Enrolled eyes (n = 22) had persistent SRF despite a mean of 11.8 injections over the prior 12 months. One patient developed endophthalmitis at week 12. There were no additional drug/procedure-related adverse events. Best-corrected visual acuity (BCVA) improved significantly from baseline to week 14 (2.52 letters, P < 0.001). The mean central subfield thickness (CST) was also significantly improved at week 14 (-31.9 µ m, P < 0.001) with eight of 22 eyes achieving complete SRF resolution. Only two of eight eyes remained free of SRF at week 16, with a corresponding increase in mean CST of 26.7 µ m compared with week 14. By week 52, improvements in BCVA and CST were lost.
In patients with refractory NVAMD-related SRF, sustained biweekly IAIs resulted in significant functional and anatomical improvements during biweekly dosing. These gains, however, were lost on return to monthly dosing. These findings suggest that efforts to reduce refractory SRF in NVAMD with biweekly dosing may provide added benefit compared with standard of care treatment if biweekly dosing is sustained.
评估每周两次(每两周一次)玻璃体腔内注射阿柏西普(IAI)2mg 治疗难治性新生血管性年龄相关性黄斑变性(NVAMD)的安全性和有效性。
进行了一项前瞻性、单臂、干预性研究。患有难治性 NVAMD 的眼睛在第 12 周前接受六次每周两次的 IAI,然后在第 16 周停止治疗 4 周,直到第 16 周。第 16 周仍有视网膜下积液(SRF)的眼睛随机分为 1:1 组,分别接受四次额外的每周两次 IAI 或第 24 周前每周一次 IAI 治疗。
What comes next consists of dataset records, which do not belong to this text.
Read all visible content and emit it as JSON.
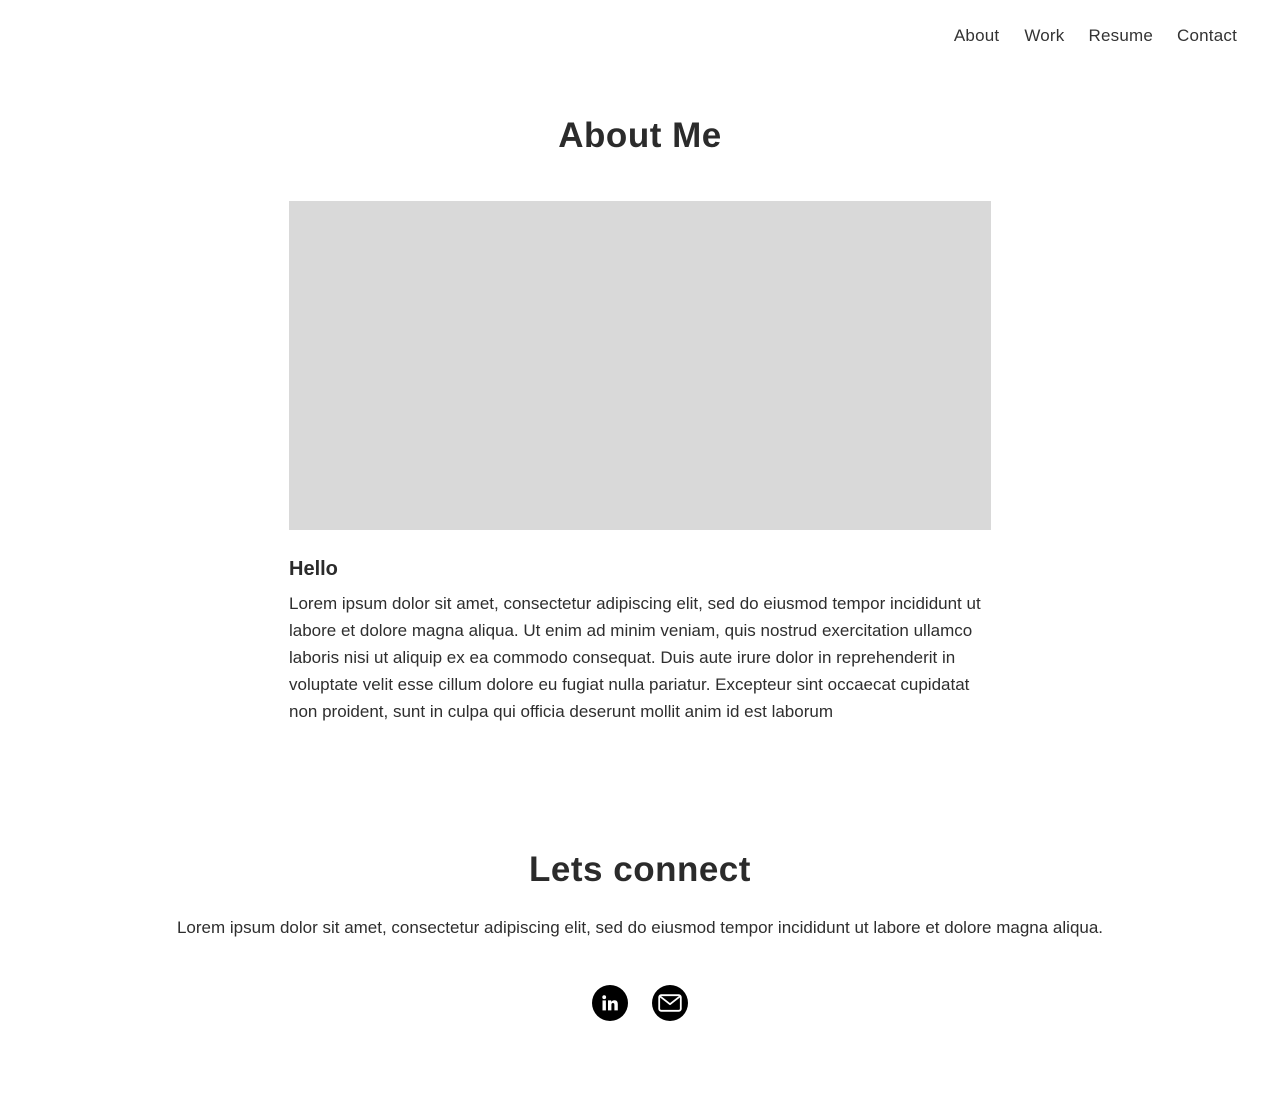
{
  "nav": {
    "items": [
      {
        "label": "About"
      },
      {
        "label": "Work"
      },
      {
        "label": "Resume"
      },
      {
        "label": "Contact"
      }
    ]
  },
  "about": {
    "title": "About Me",
    "image_placeholder_color": "#d9d9d9",
    "heading": "Hello",
    "body": "Lorem ipsum dolor sit amet, consectetur adipiscing elit, sed do eiusmod tempor incididunt ut labore et dolore magna aliqua. Ut enim ad minim veniam, quis nostrud exercitation ullamco laboris nisi ut aliquip ex ea commodo consequat. Duis aute irure dolor in reprehenderit in voluptate velit esse cillum dolore eu fugiat nulla pariatur. Excepteur sint occaecat cupidatat non proident, sunt in culpa qui officia deserunt mollit anim id est laborum"
  },
  "connect": {
    "title": "Lets connect",
    "text": "Lorem ipsum dolor sit amet, consectetur adipiscing elit, sed do eiusmod tempor incididunt ut labore et dolore magna aliqua.",
    "socials": [
      {
        "icon": "linkedin-icon"
      },
      {
        "icon": "mail-icon"
      }
    ]
  },
  "colors": {
    "text": "#2b2b2b",
    "icon_bg": "#000000",
    "icon_fg": "#ffffff",
    "background": "#ffffff"
  }
}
所有眼睛随后在第 52 周前每四周接受一次治疗。
纳入的眼睛(n=22)尽管在过去 12 个月内平均接受了 11.8 次注射,但仍有持续性 SRF。1 例患者在第 12 周发生眼内炎。没有其他与药物/程序相关的不良事件。最佳矫正视力(BCVA)从基线到第 14 周显著提高(2.52 个字母,P<0.001)。第 14 周时中央视网膜厚度(CST)也显著改善(-31.9µm,P<0.001),22 只眼中有 8 只完全消除了 SRF。第 16 周时,只有 8 只眼中的 2 只仍无 SRF,与第 14 周相比,平均 CST 增加了 26.7µm。到第 52 周时,BCVA 和 CST 的改善消失。
在患有难治性 NVAMD 相关 SRF 的患者中,持续的每周两次 IAI 治疗在每周两次剂量期间导致显著的功能和解剖学改善。然而,在恢复每月剂量后,这些改善就消失了。这些发现表明,与标准护理治疗相比,如果持续进行每周两次的剂量治疗,减少 NVAMD 中难治性 SRF 的努力可能会提供额外的益处。